I cannot express enough how lucky I was to grow up when and where I did. Red Bluff, CA is the birthplace of Outlaw Kart racing and it’s only an hour away from my childhood home. Eventually, Cycleland Speedway started putting on kart races and that was only 10 minutes from our front door. With Red Bluff racing in an indoor pavilion, that meant racing happened rain or shine every winter. As Cycleland’s popularity continued to grow, so did their schedule and before too long, we practically had year round racing.
As the years go by and my family life with our two growing kids continues to get busier, I don’t get to make it out to Red Bluff during our sprint car off-season as much as I would like. But, thankfully my grandpa still keeps a kart always ready for me whenever I’m available. Then with the help of my younger brother and my dad, I’m usually able to run 3 or 4 times during the winter before the sprint car season starts.

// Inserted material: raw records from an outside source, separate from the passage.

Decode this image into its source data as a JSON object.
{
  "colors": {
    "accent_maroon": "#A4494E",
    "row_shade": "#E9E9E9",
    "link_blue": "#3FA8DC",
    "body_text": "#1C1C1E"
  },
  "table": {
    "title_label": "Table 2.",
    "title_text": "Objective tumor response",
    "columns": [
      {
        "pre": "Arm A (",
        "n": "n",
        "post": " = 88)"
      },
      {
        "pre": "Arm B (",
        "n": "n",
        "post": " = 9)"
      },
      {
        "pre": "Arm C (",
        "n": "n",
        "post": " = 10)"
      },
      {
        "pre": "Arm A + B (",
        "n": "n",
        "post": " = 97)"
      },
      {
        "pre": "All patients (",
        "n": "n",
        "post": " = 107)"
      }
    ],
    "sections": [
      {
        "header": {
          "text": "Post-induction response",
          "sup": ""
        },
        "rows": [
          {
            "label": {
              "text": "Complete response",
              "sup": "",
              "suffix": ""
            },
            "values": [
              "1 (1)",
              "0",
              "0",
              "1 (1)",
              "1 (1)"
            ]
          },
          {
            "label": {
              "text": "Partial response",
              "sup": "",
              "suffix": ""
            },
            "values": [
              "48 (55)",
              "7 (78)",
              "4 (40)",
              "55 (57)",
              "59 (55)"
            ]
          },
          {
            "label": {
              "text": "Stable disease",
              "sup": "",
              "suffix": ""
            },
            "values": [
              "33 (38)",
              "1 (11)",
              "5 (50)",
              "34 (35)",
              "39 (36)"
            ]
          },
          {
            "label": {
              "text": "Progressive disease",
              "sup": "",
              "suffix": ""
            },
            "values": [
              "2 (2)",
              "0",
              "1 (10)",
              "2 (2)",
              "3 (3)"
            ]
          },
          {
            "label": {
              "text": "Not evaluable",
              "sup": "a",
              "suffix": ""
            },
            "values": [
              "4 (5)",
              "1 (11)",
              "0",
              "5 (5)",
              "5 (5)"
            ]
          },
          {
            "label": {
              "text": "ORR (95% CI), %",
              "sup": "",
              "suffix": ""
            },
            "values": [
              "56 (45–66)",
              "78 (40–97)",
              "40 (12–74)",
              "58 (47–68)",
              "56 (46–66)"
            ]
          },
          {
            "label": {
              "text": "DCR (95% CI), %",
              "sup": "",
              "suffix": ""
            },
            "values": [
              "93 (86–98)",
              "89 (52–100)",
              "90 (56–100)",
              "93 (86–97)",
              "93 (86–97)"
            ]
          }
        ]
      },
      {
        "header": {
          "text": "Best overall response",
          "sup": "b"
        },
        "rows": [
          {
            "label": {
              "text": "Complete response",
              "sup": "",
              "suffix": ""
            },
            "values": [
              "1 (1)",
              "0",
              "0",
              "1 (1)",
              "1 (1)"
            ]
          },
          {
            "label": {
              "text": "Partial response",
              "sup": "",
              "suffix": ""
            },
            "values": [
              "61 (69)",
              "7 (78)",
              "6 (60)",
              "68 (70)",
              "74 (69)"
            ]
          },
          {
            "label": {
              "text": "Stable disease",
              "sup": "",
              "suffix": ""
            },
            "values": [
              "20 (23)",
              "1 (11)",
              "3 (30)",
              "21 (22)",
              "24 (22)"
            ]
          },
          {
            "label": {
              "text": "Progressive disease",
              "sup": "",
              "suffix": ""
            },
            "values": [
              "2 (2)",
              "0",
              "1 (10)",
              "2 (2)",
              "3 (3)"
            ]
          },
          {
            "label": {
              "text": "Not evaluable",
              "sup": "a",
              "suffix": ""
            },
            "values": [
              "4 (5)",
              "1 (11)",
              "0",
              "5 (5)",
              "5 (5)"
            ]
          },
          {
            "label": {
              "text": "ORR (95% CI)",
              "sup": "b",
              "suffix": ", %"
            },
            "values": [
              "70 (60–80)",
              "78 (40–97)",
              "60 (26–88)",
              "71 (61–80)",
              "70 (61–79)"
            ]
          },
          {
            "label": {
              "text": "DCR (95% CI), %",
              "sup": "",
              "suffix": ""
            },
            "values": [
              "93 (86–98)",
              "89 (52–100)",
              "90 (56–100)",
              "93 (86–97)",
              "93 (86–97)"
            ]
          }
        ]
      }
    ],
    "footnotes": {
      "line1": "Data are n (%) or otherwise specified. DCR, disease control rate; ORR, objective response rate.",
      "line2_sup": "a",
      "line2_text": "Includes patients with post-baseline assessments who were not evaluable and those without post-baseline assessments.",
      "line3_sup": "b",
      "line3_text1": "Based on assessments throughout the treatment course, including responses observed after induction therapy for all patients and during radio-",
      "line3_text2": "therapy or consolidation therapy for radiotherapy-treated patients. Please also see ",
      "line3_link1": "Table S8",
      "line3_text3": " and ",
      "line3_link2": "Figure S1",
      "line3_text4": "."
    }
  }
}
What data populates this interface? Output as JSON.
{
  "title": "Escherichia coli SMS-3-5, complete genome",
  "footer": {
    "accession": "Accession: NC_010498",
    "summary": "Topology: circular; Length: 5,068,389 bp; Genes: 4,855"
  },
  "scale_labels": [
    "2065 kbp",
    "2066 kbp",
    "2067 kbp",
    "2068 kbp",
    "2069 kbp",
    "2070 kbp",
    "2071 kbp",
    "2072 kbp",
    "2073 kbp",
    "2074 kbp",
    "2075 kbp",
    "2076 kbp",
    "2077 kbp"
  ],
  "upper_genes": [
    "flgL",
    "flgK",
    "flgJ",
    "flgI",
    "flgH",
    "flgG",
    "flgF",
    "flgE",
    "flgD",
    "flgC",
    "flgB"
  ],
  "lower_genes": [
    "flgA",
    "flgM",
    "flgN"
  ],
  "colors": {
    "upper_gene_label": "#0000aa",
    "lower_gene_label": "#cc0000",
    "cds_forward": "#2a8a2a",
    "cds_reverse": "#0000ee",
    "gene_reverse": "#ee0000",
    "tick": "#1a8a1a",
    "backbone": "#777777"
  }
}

You tend to hear a lot of drivers talking about “knocking the rust off” at the start of the season, and it’s true, it takes time to get the feel back in the race car being out of the seat for 4 months. I think being able to race in the off-season is a huge advantage for me both physically as well as it is mentally. To be able to put myself into that racing competitive intensity as much as possible is important. I don’t care what type of car you’re racing or what division you’re competing in, being in “race mode” translates in all forms for racing.
With the current evolution of our sport, I now watch a small group of our more talented and more dedicated pool of drivers chasing their endless summers to New Zealand and Australia to race. A part of me always feels a bit left behind, because seat time is one of the most valuable assets a driver can possess. The other part of me knows there is no other place in the world I’d rather be then at home with my friends and family during the Holidays.
I do try to prepare my body the best I can before the start of the sprint car season. I still play in a rec basketball league. After the Holidays, I’ll start myself on a 3 month workout program of P90X and P90X-3 videos that I will also continue throughout the season. They are mainly cardio and core routines that I choose to do with some days using just a little bit of weights. But I’ve found that no matter what I do, there is no way to completely prepare yourself for the amount of g-forces that pull on you running into the corners. The strain it puts on your neck and upper body is unreal. Nevertheless, I know if I stay true to my schedule, I will not be falling out of the seat that first race.
For me personally, as a driver, the off-season is always the perfect time to hit the reset button. Reflect on both your past accomplishments as well as disappointments and heartbreaks. Set goals for where I want to be and what I want to do for the upcoming season. Because once the checkered flag falls on the last race of the season, the countdown to the first green flag of the next season begins. The anticipation always grows, but if I put in the work, I know I’ll be ready.